Когда, по возвращении из Бальбека, я сказал Альбертине, что герцогиня Германтская живет напротив нас, в том же доме, на лице Альбертины, услышавшей почетное звание и громкое имя, появилось более чем безразличное, враждебное, пренебрежительное выражение – знак неосуществимого желания у натур гордых и страстных. Как бы ни была прекрасна по натуре Альбертина, душевные ее качества могли развиваться только среди преград, каковыми являются наши вкусы или же скорбь о наших вкусах, от которых мы вынуждены отрешиться – у Альбертины это был снобизм – и которые именуются ненавистью. У Альбертины для ненависти к светским людям оставалось слишком мало места, вот почему мне отчасти нравился ее революционный дух – то есть несчастная любовь к знати, – веявший на противоположной стороне французского характера, там, где царит аристократический свет герцогини Германтской. Об аристократическом духе из-за невозможности попасть туда Альбертина, быть может, и не вспомнила бы, но она помнила, что Эльстир говорил, что герцогиня одевается лучше всех в Париже, и республиканское презрение к герцогине сменилось у моей подружки живым интересом к элегантной женщине. Она часто расспрашивала меня о герцогине Германтской, любила, когда я ходил к герцогине за советом по поводу ее туалетов. Конечно, я мог бы спросить совета у г-жи Сван, я даже написал ей как-то в связи с этим. Но, на мой взгляд, герцогиня Германтская достигла больших успехов в искусстве одеваться. Если, спустившись к ней на минутку, уверившись, что она дома, и попросив, чтобы мне сказали, когда Альбертина вернется, я видел, что герцогиня окутана туманом серого крепдешина, я воспринимал это как нечто сложное и не имеющее возможности измениться, я погружался в эту атмосферу, как погружаются в атмосферу некоторых дней, жемчужно-серебристых от тумана; если же, напротив, я заставал ее в китайском желто-красном халате, я смотрел на нее как на пылающий закат; эти туалеты представляли собой не декорацию, которую мы вольны изменить, но реальность, поэтическую данность, реальность времени дня, особый свет определенного часа.
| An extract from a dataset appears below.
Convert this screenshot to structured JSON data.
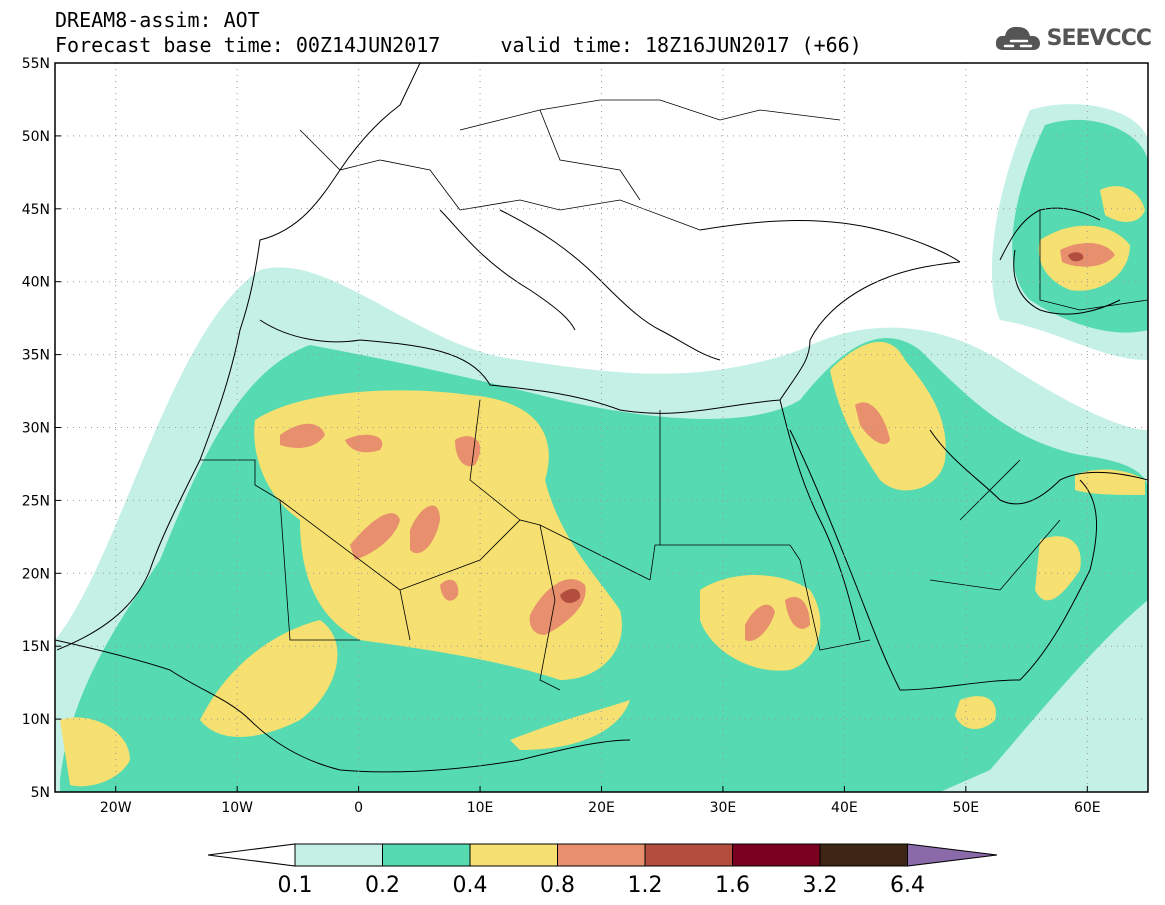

Из всех платьев и халатов, которые носила герцогиня Германтская, казалось, в наибольшей степени отвечали своей задаче, заключали в себе особый смысл платья, которые Фортюни[12] шил по древним рисункам Венеции. То ли их связь с историей, то ли, вернее, их неповторимость, их единственность придает позе женщины, ожидающей вас в таком платье, разговаривающей с вами, необыкновенную значительность, как если бы этот костюм являл собою плод долгого размышления или как если бы этот разговор выделялся из текущей жизни, как сцена из романа. В романах Бальзака[13], принимая посетителя, надевают туалеты с заранее обдуманным намерением. Нынешние туалеты не отличаются характерностью, за исключением платьев Фортюни. Ничего расплывчатого не должно быть в описании романиста, потому что это платье людей, существующих на самом деле, потому что малейшие подробности должны быть так же натурально изображены, как в произведении искусства. Прежде чем нарядиться, дама делает выбор между одним и другим платьем, не почти похожими, но глубоко своеобразными, которые можно было бы назвать по имени.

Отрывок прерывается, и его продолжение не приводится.